Written and accurate as at: Apr 08, 2020 Current Stats & Facts

There are as many questions as answers emerging and despite a proliferation of new COVID experts (perhaps the fastest growing new industry), there are still many clouds on the horizon.

The bulls supporting a 'V' shaped recovery point to China, South Korea and Taiwan as examples of where infection rates peaked fairly quickly, and life can return to normal sooner than expected. Equity markets are always looking forward to try and price future profits and forget history quickly. The equity market would want nothing more than to embrace this bull case. Since the equity market tends to look forward about 3-12 months (hence why equities often turn down in the months ahead of a recession) then this scenario may have already played out.

However, there are several complexities that the bulls haven’t considered. Infection rates in the world’s biggest economy (and market) are yet to peak, which seems to have been an important pivot point for markets. The University of Washington has projected that over 80,000 people may die in the US, but the range of estimates is 41,000 through to 177,000 with deaths peaking on 16 April – still some time away. Much depends on state government responses to the pandemic. It’s hard to see markets putting this crisis behind them until they can be sure that the worst scenario doesn’t play out. Then there’s the emerging world, where the coronavirus has barely begun spreading.

Lastly, what if it comes back? Comparisons have been made to the Spanish flu, but there has been less emphasis on the fact that the Spanish flu came in three waves: the spring of 1918, then the autumn of 1918 and finally the winter of 1919. Schools and other venues were closed, re-opened and closed again before daily life returned to normal. Australia has the added complexity of heading into winter.
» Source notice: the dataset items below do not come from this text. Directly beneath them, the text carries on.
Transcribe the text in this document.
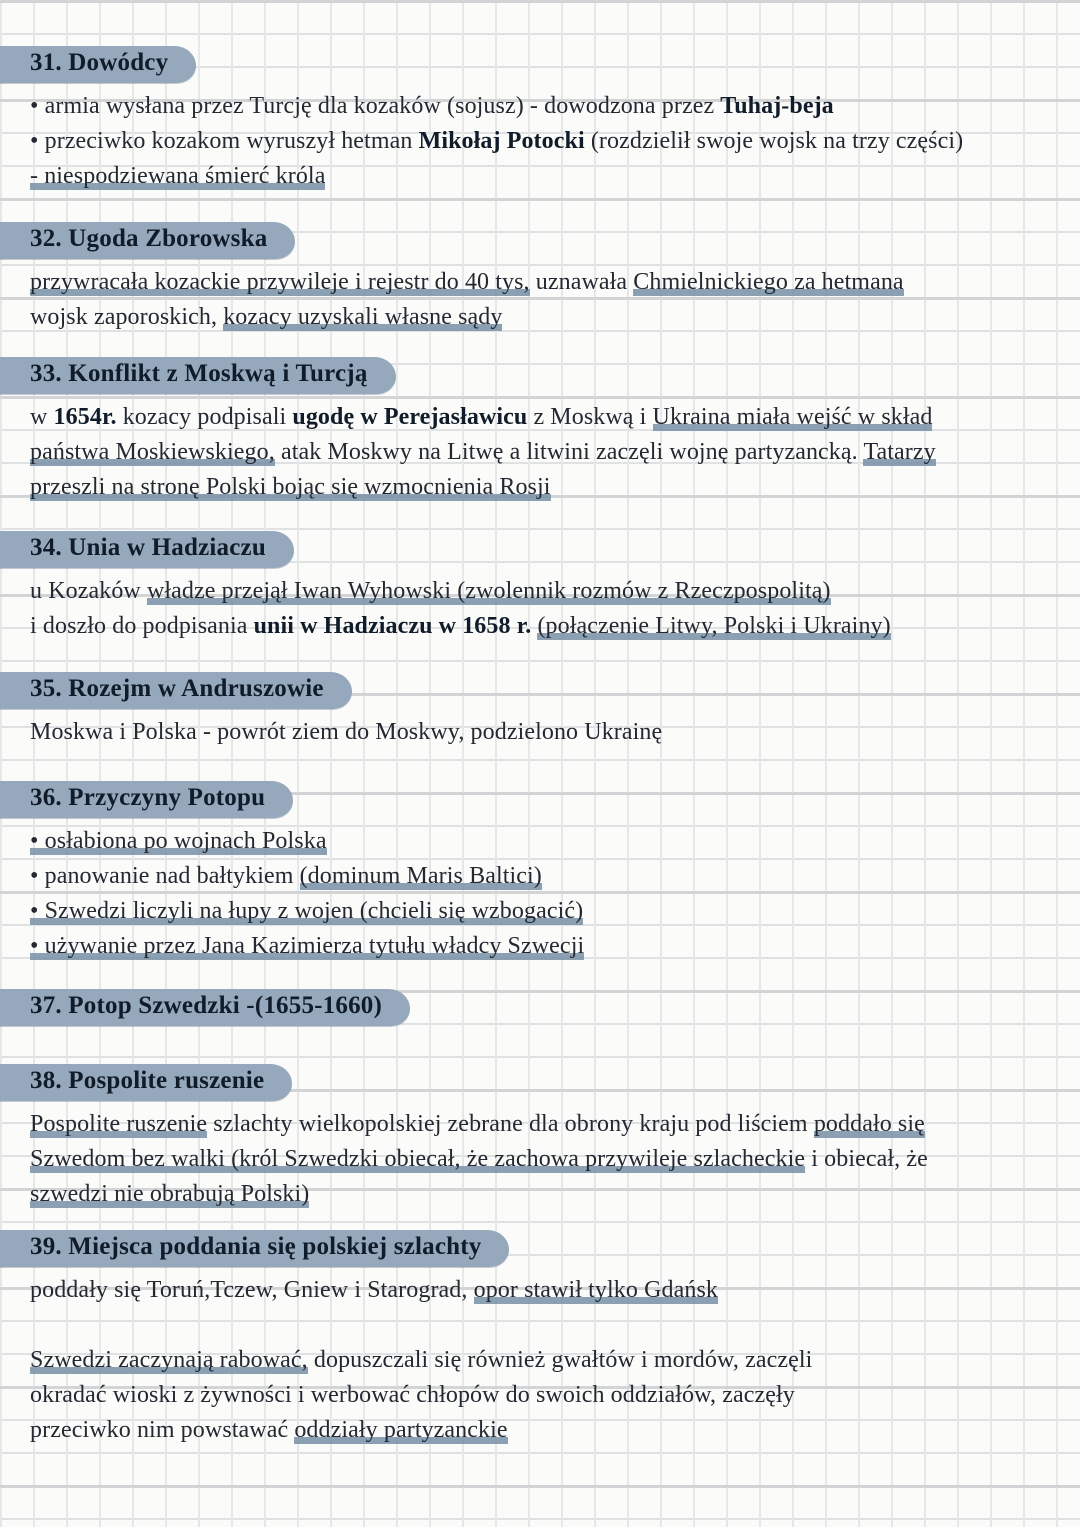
31. Dowódcy
• armia wysłana przez Turcję dla kozaków (sojusz) - dowodzona przez Tuhaj-beja
• przeciwko kozakom wyruszył hetman Mikołaj Potocki (rozdzielił swoje wojsk na trzy części)
- niespodziewana śmierć króla
32. Ugoda Zborowska
przywracała kozackie przywileje i rejestr do 40 tys, uznawała Chmielnickiego za hetmana
wojsk zaporoskich, kozacy uzyskali własne sądy
33. Konflikt z Moskwą i Turcją
w 1654r. kozacy podpisali ugodę w Perejasławicu z Moskwą i Ukraina miała wejść w skład
państwa Moskiewskiego, atak Moskwy na Litwę a litwini zaczęli wojnę partyzancką. Tatarzy
przeszli na stronę Polski bojąc się wzmocnienia Rosji
34. Unia w Hadziaczu
u Kozaków władze przejął Iwan Wyhowski (zwolennik rozmów z Rzeczpospolitą)
i doszło do podpisania unii w Hadziaczu w 1658 r. (połączenie Litwy, Polski i Ukrainy)
35. Rozejm w Andruszowie
Moskwa i Polska - powrót ziem do Moskwy, podzielono Ukrainę
36. Przyczyny Potopu
• osłabiona po wojnach Polska
• panowanie nad bałtykiem (dominum Maris Baltici)
• Szwedzi liczyli na łupy z wojen (chcieli się wzbogacić)
• używanie przez Jana Kazimierza tytułu władcy Szwecji
37. Potop Szwedzki -(1655-1660)
38. Pospolite ruszenie
Pospolite ruszenie szlachty wielkopolskiej zebrane dla obrony kraju pod liściem poddało się
Szwedom bez walki (król Szwedzki obiecał, że zachowa przywileje szlacheckie i obiecał, że
szwedzi nie obrabują Polski)
39. Miejsca poddania się polskiej szlachty
poddały się Toruń,Tczew, Gniew i Starograd, opor stawił tylko Gdańsk
Szwedzi zaczynają rabować, dopuszczali się również gwałtów i mordów, zaczęli
okradać wioski z żywności i werbować chłopów do swoich oddziałów, zaczęły
przeciwko nim powstawać oddziały partyzanckie
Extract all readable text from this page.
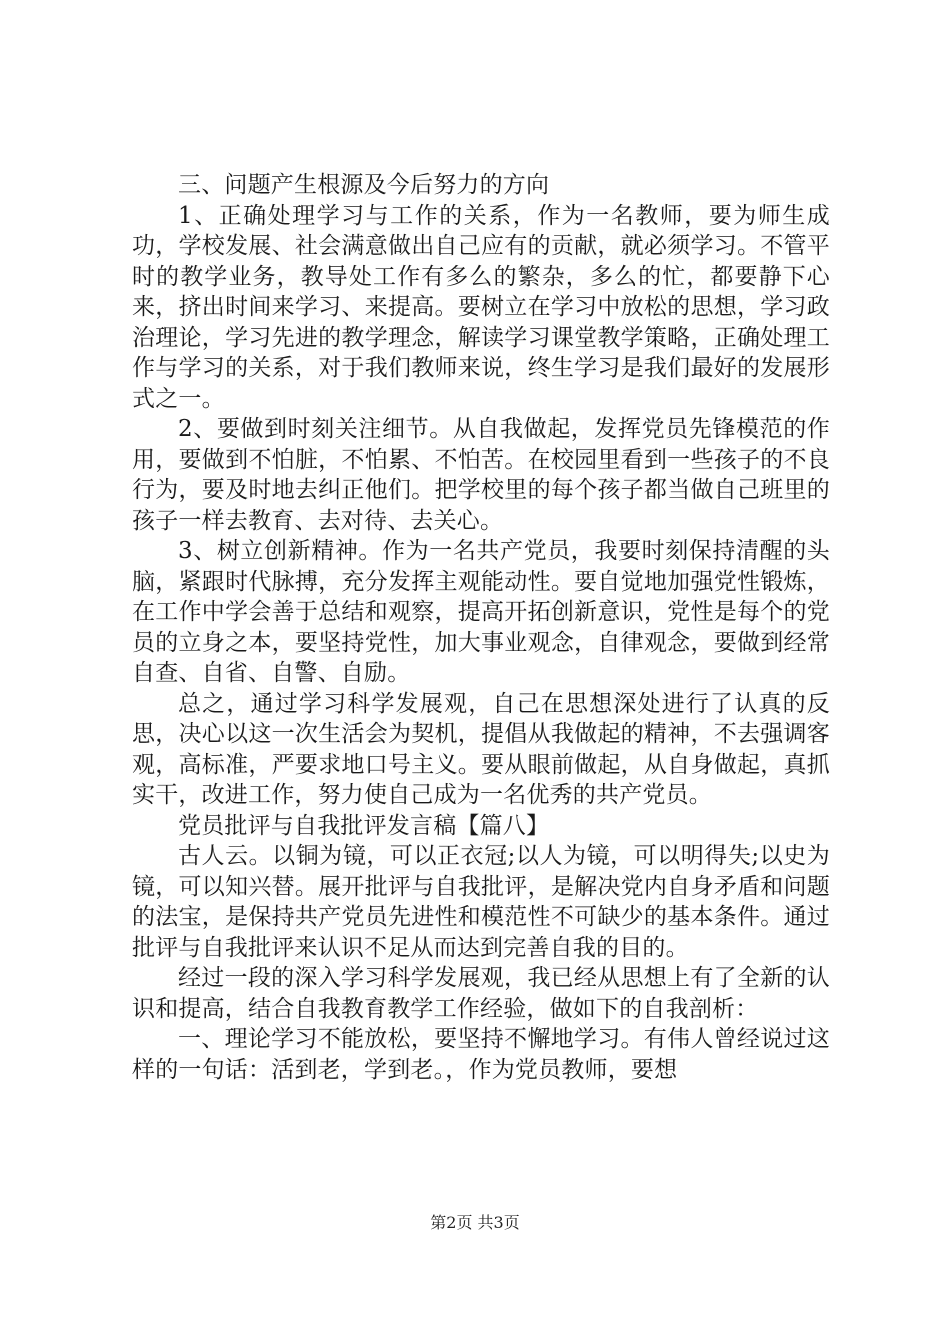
三、问题产生根源及今后努力的方向

1、正确处理学习与工作的关系，作为一名教师，要为师生成功，学校发展、社会满意做出自己应有的贡献，就必须学习。不管平时的教学业务，教导处工作有多么的繁杂，多么的忙，都要静下心来，挤出时间来学习、来提高。要树立在学习中放松的思想，学习政治理论，学习先进的教学理念，解读学习课堂教学策略，正确处理工作与学习的关系，对于我们教师来说，终生学习是我们最好的发展形式之一。

2、要做到时刻关注细节。从自我做起，发挥党员先锋模范的作用，要做到不怕脏，不怕累、不怕苦。在校园里看到一些孩子的不良行为，要及时地去纠正他们。把学校里的每个孩子都当做自己班里的孩子一样去教育、去对待、去关心。

3、树立创新精神。作为一名共产党员，我要时刻保持清醒的头脑，紧跟时代脉搏，充分发挥主观能动性。要自觉地加强党性锻炼，在工作中学会善于总结和观察，提高开拓创新意识，党性是每个的党员的立身之本，要坚持党性，加大事业观念，自律观念，要做到经常自查、自省、自警、自励。

总之，通过学习科学发展观，自己在思想深处进行了认真的反思，决心以这一次生活会为契机，提倡从我做起的精神，不去强调客观，高标准，严要求地口号主义。要从眼前做起，从自身做起，真抓实干，改进工作，努力使自己成为一名优秀的共产党员。

党员批评与自我批评发言稿【篇八】

古人云。以铜为镜，可以正衣冠;以人为镜，可以明得失;以史为镜，可以知兴替。展开批评与自我批评，是解决党内自身矛盾和问题的法宝，是保持共产党员先进性和模范性不可缺少的基本条件。通过批评与自我批评来认识不足从而达到完善自我的目的。

经过一段的深入学习科学发展观，我已经从思想上有了全新的认识和提高，结合自我教育教学工作经验，做如下的自我剖析：

一、理论学习不能放松，要坚持不懈地学习。有伟人曾经说过这样的一句话：活到老，学到老。，作为党员教师，要想

第2页 共3页
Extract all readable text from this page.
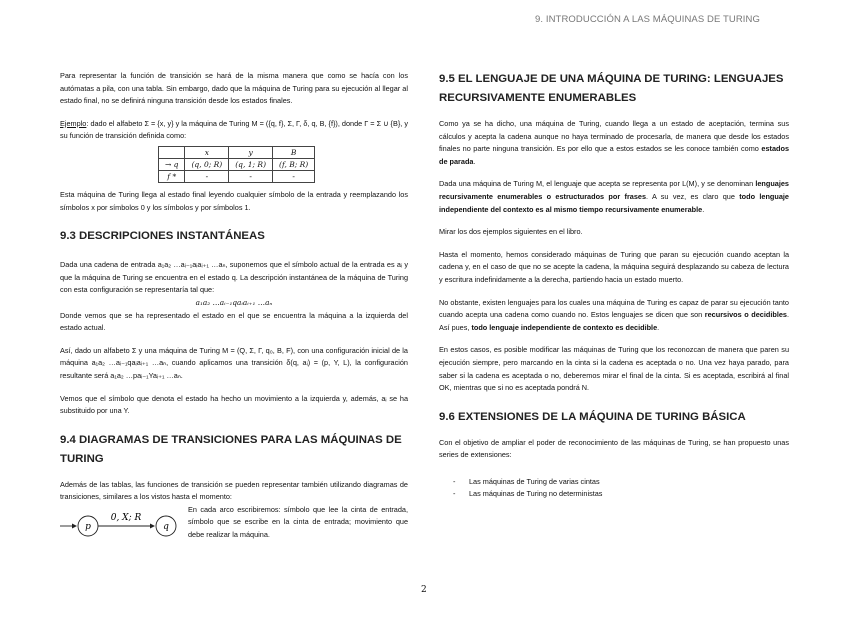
9. INTRODUCCIÓN A LAS MÁQUINAS DE TURING

Para representar la función de transición se hará de la misma manera que como se hacía con los autómatas a pila, con una tabla. Sin embargo, dado que la máquina de Turing para su ejecución al llegar al estado final, no se definirá ninguna transición desde los estados finales.

Ejemplo: dado el alfabeto Σ = {x, y} y la máquina de Turing M = ({q, f}, Σ, Γ, δ, q, B, {f}), donde Γ = Σ ∪ {B}, y su función de transición definida como:

	x	y	B
→ q	(q, 0; R)	(q, 1; R)	(f, B; R)
f *	-	-	-

Esta máquina de Turing llega al estado final leyendo cualquier símbolo de la entrada y reemplazando los símbolos x por símbolos 0 y los símbolos y por símbolos 1.

9.3 DESCRIPCIONES INSTANTÁNEAS

Dada una cadena de entrada a₁a₂ …aᵢ₋₁aᵢaᵢ₊₁ …aₙ, suponemos que el símbolo actual de la entrada es aᵢ y que la máquina de Turing se encuentra en el estado q. La descripción instantánea de la máquina de Turing con esta configuración se representaría tal que:

a₁a₂ …aᵢ₋₁qaᵢaᵢ₊₁ …aₙ

Donde vemos que se ha representado el estado en el que se encuentra la máquina a la izquierda del estado actual.

Así, dado un alfabeto Σ y una máquina de Turing M = (Q, Σ, Γ, q₀, B, F), con una configuración inicial de la máquina a₁a₂ …aᵢ₋₁qaᵢaᵢ₊₁ …aₙ, cuando aplicamos una transición δ(q, aᵢ) = (p, Y, L), la configuración resultante será a₁a₂ …paᵢ₋₁Yaᵢ₊₁ …aₙ.

Vemos que el símbolo que denota el estado ha hecho un movimiento a la izquierda y, además, aᵢ se ha substituido por una Y.

9.4 DIAGRAMAS DE TRANSICIONES PARA LAS MÁQUINAS DE TURING

Además de las tablas, las funciones de transición se pueden representar también utilizando diagramas de transiciones, similares a los vistos hasta el momento:

p
0, X; R
q

En cada arco escribiremos: símbolo que lee la cinta de entrada, símbolo que se escribe en la cinta de entrada; movimiento que debe realizar la máquina.

9.5 EL LENGUAJE DE UNA MÁQUINA DE TURING: LENGUAJES RECURSIVAMENTE ENUMERABLES

Como ya se ha dicho, una máquina de Turing, cuando llega a un estado de aceptación, termina sus cálculos y acepta la cadena aunque no haya terminado de procesarla, de manera que desde los estados finales no parte ninguna transición. Es por ello que a estos estados se les conoce también como estados de parada.

Dada una máquina de Turing M, el lenguaje que acepta se representa por L(M), y se denominan lenguajes recursivamente enumerables o estructurados por frases. A su vez, es claro que todo lenguaje independiente del contexto es al mismo tiempo recursivamente enumerable.

Mirar los dos ejemplos siguientes en el libro.

Hasta el momento, hemos considerado máquinas de Turing que paran su ejecución cuando aceptan la cadena y, en el caso de que no se acepte la cadena, la máquina seguirá desplazando su cabeza de lectura y escritura indefinidamente a la derecha, partiendo hacia un estado muerto.

No obstante, existen lenguajes para los cuales una máquina de Turing es capaz de parar su ejecución tanto cuando acepta una cadena como cuando no. Estos lenguajes se dicen que son recursivos o decidibles. Así pues, todo lenguaje independiente de contexto es decidible.

En estos casos, es posible modificar las máquinas de Turing que los reconozcan de manera que paren su ejecución siempre, pero marcando en la cinta si la cadena es aceptada o no. Una vez haya parado, para saber si la cadena es aceptada o no, deberemos mirar el final de la cinta. Si es aceptada, escribirá al final OK, mientras que si no es aceptada pondrá N.

9.6 EXTENSIONES DE LA MÁQUINA DE TURING BÁSICA

Con el objetivo de ampliar el poder de reconocimiento de las máquinas de Turing, se han propuesto unas series de extensiones:

- Las máquinas de Turing de varias cintas
- Las máquinas de Turing no deterministas
2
For us it is way too early to be confident that new shocks will not present themselves in the months ahead, with no credible estimate of a vaccine sooner than a year from now. Even the worst economies always bounce back eventually, so talk of an 'L' shaped recovery is for extremists only, but the possibility of a long 'U' shape recovery looms large, despite all the money thrown at the problem, particularly as Australia faces its first recession in 29 years. We will clearly need to account for the second round of further economic contagion and the psychological effect all this will have on the leveraged Australian consumer emerging from shutdown later this year.

For this reason, we continue to comb through our portfolios to ensure the fund managers, and the underlying companies, have the resources to “hibernate” and endure the tough times to come, as well as looking for new, reasonably priced companies that should thrive once recovery starts to emerge.